What Are In-Network and Out-of-Network Providers?

Sometimes your health plan requires that you only visit their own network of providers. What is an in-network provider and how to find the right healthcare professionals?

PolicyPals team

Published January 22, 2021.

A network of providers is a group of medical and healthcare providers who are contracted by your health insurance company to assist the policyholders with their medical and health needs, at a negotiated rate.

Key Takeaways

In-network providers vs. out-of-network providers

In-network providers – whether doctors, healthcare professionals, or medical facilities – have entered an agreement with your insurance company to provide medical and health care to the policyholders at discounted rates. They are also called network providers, or sometimes preferred providers. 

Generally, your health insurance works directly with the network providers to negotiate the rates and types of services available to policyholders. This not only brings premiums down for you but also provides the health providers with consistent work and business relationships. You will typically pay less with an in-network provider.

Out-of-network providers are healthcare professionals who do not have any contracts nor agreements with your insurance company. Be aware that using out-of-network providers can be costly and may not be covered by your health insurance plan, except in the case of a medical emergency.

Health plans using in-network providers

Most health plans use in-network providers.

HMOs (Health Maintenance Organization) usually limits your health insurance coverage to their network of providers. You will not be covered for any out-of-network medical care, except for emergencies. With an HMO, you would typically only visit your primary care physician (PCP) and need a referral to other in-network providers. If you choose or need to receive care from a doctor or hospital out of your network, you may not be covered by your insurance and you could have to pay most or all the costs yourself.

Similarly to HMOS, PPOs give you access to a network of preferred providers, which you can visit without referral and at lower cost: usually, your insurance company will have contracts with these in-network providers and agreed-upon rates for specific types of services. A PPO (Preferred Provider Organization) plan also lets you see out-of-network providers, but you will likely pay more for the care received: there is no set fee for these providers’ services and even if your insurance covers part of the invoice, some of the costs will be passed on to you. Frequently, the best way to avoid this is to use network providers only.

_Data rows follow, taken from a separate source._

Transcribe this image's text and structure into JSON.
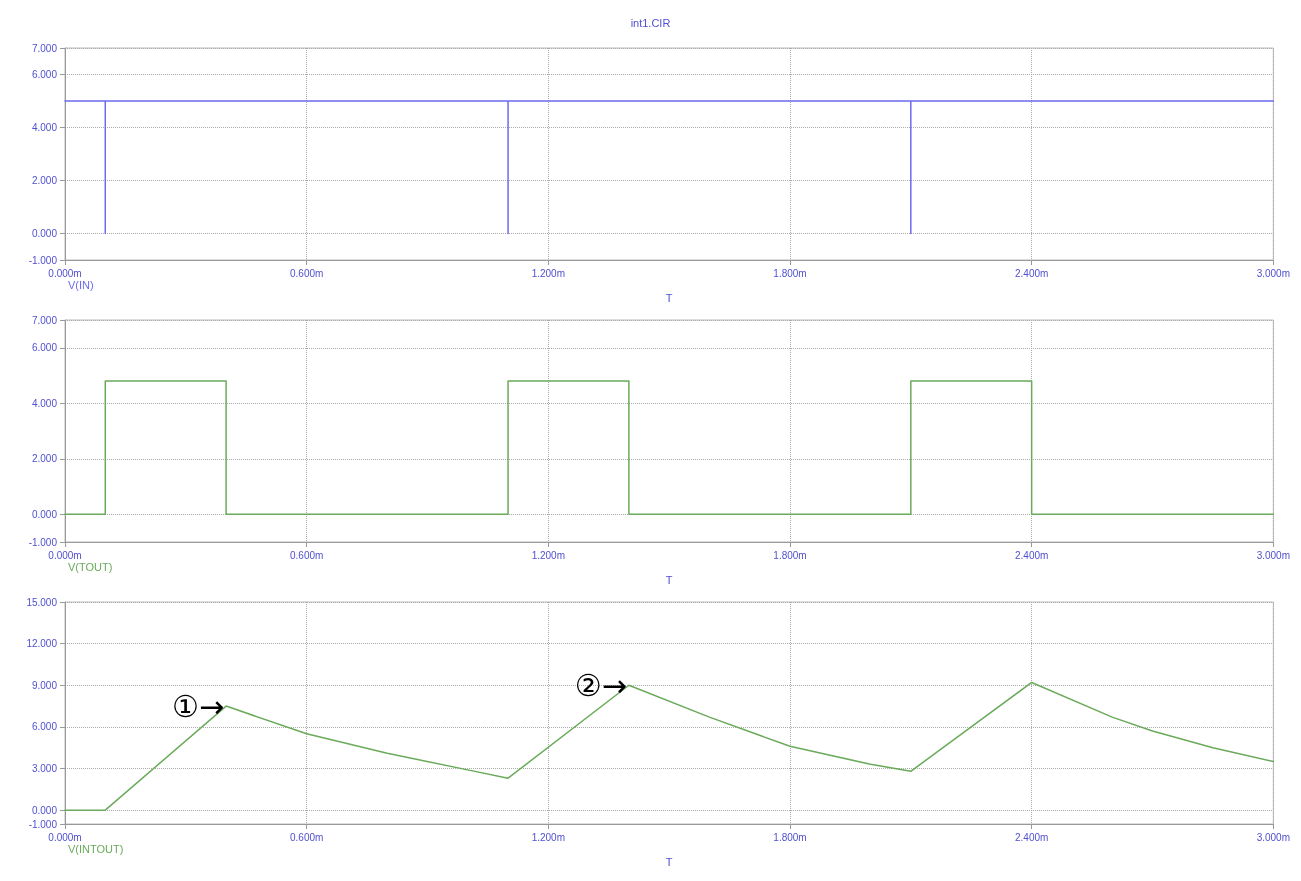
{
  "chart_data": [
    {
      "type": "line",
      "subtitle": "int1.CIR",
      "xlabel": "T",
      "xlim": [
        0,
        3
      ],
      "ylim": [
        -1,
        7
      ],
      "grid": true,
      "marker": "none",
      "line_style": "solid",
      "xticks": [
        {
          "value": 0,
          "label": "0.000m"
        },
        {
          "value": 0.6,
          "label": "0.600m"
        },
        {
          "value": 1.2,
          "label": "1.200m"
        },
        {
          "value": 1.8,
          "label": "1.800m"
        },
        {
          "value": 2.4,
          "label": "2.400m"
        },
        {
          "value": 3,
          "label": "3.000m"
        }
      ],
      "yticks": [
        {
          "value": -1,
          "label": "-1.000"
        },
        {
          "value": 0,
          "label": "0.000"
        },
        {
          "value": 2,
          "label": "2.000"
        },
        {
          "value": 4,
          "label": "4.000"
        },
        {
          "value": 6,
          "label": "6.000"
        },
        {
          "value": 7,
          "label": "7.000"
        }
      ],
      "series": [
        {
          "name": "V(IN)",
          "color": "#6b6bf0",
          "x": [
            0,
            0.1,
            0.1,
            0.1,
            1.1,
            1.1,
            1.1,
            2.1,
            2.1,
            2.1,
            3
          ],
          "values": [
            5,
            5,
            0,
            5,
            5,
            0,
            5,
            5,
            0,
            5,
            5
          ]
        }
      ]
    },
    {
      "type": "line",
      "xlabel": "T",
      "xlim": [
        0,
        3
      ],
      "ylim": [
        -1,
        7
      ],
      "grid": true,
      "marker": "none",
      "line_style": "solid",
      "xticks": [
        {
          "value": 0,
          "label": "0.000m"
        },
        {
          "value": 0.6,
          "label": "0.600m"
        },
        {
          "value": 1.2,
          "label": "1.200m"
        },
        {
          "value": 1.8,
          "label": "1.800m"
        },
        {
          "value": 2.4,
          "label": "2.400m"
        },
        {
          "value": 3,
          "label": "3.000m"
        }
      ],
      "yticks": [
        {
          "value": -1,
          "label": "-1.000"
        },
        {
          "value": 0,
          "label": "0.000"
        },
        {
          "value": 2,
          "label": "2.000"
        },
        {
          "value": 4,
          "label": "4.000"
        },
        {
          "value": 6,
          "label": "6.000"
        },
        {
          "value": 7,
          "label": "7.000"
        }
      ],
      "series": [
        {
          "name": "V(TOUT)",
          "color": "#6aaa5a",
          "x": [
            0,
            0.1,
            0.1,
            0.4,
            0.4,
            1.1,
            1.1,
            1.4,
            1.4,
            2.1,
            2.1,
            2.4,
            2.4,
            3
          ],
          "values": [
            0,
            0,
            4.8,
            4.8,
            0,
            0,
            4.8,
            4.8,
            0,
            0,
            4.8,
            4.8,
            0,
            0
          ]
        }
      ]
    },
    {
      "type": "line",
      "xlabel": "T",
      "xlim": [
        0,
        3
      ],
      "ylim": [
        -1,
        15
      ],
      "grid": true,
      "marker": "none",
      "line_style": "solid",
      "xticks": [
        {
          "value": 0,
          "label": "0.000m"
        },
        {
          "value": 0.6,
          "label": "0.600m"
        },
        {
          "value": 1.2,
          "label": "1.200m"
        },
        {
          "value": 1.8,
          "label": "1.800m"
        },
        {
          "value": 2.4,
          "label": "2.400m"
        },
        {
          "value": 3,
          "label": "3.000m"
        }
      ],
      "yticks": [
        {
          "value": -1,
          "label": "-1.000"
        },
        {
          "value": 0,
          "label": "0.000"
        },
        {
          "value": 3,
          "label": "3.000"
        },
        {
          "value": 6,
          "label": "6.000"
        },
        {
          "value": 9,
          "label": "9.000"
        },
        {
          "value": 12,
          "label": "12.000"
        },
        {
          "value": 15,
          "label": "15.000"
        }
      ],
      "annotations": [
        {
          "text": "①→",
          "x": 0.4,
          "y": 7.5
        },
        {
          "text": "②→",
          "x": 1.4,
          "y": 9.0
        }
      ],
      "series": [
        {
          "name": "V(INTOUT)",
          "color": "#6aaa5a",
          "x": [
            0,
            0.1,
            0.4,
            0.6,
            0.8,
            1.0,
            1.1,
            1.4,
            1.6,
            1.8,
            2.0,
            2.1,
            2.4,
            2.6,
            2.7,
            2.85,
            3.0
          ],
          "values": [
            0,
            0,
            7.5,
            5.5,
            4.1,
            2.9,
            2.3,
            9.0,
            6.7,
            4.6,
            3.3,
            2.8,
            9.2,
            6.7,
            5.7,
            4.5,
            3.5
          ]
        }
      ]
    }
  ]
}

When you need care, it is important to follow the procedures provided to you by your health insurance company. With PPOs, you can see any healthcare provider and do not need a referral. This is highly convenient, but you might end up with unexpected medical bills if you unknowingly choose out-of-network providers. While it is sometimes frustrating working within these rules, it keeps costs down for you and your health insurance company. With both plans, be sure to verify who is in your network so as not to make any costly mistakes when it comes to your healthcare.

How to find an in-network provider

You can figure out what providers are in your network in a variety of ways.

Usually, your health insurance company will provide information on your local healthcare network and share a directory of Primary Care Physicians and in-network providers. Health insurance companies want you to use their network providers and typically have that information ready for you.

You can also call the individual healthcare provider that you plan to see, and simply ask. Healthcare providers typically have lists of networks that they work directly with and can provide you with the information that you need.

If you have any doubts or questions about how your individual network works, contact your health insurance company or speak with a health insurance agent you trust.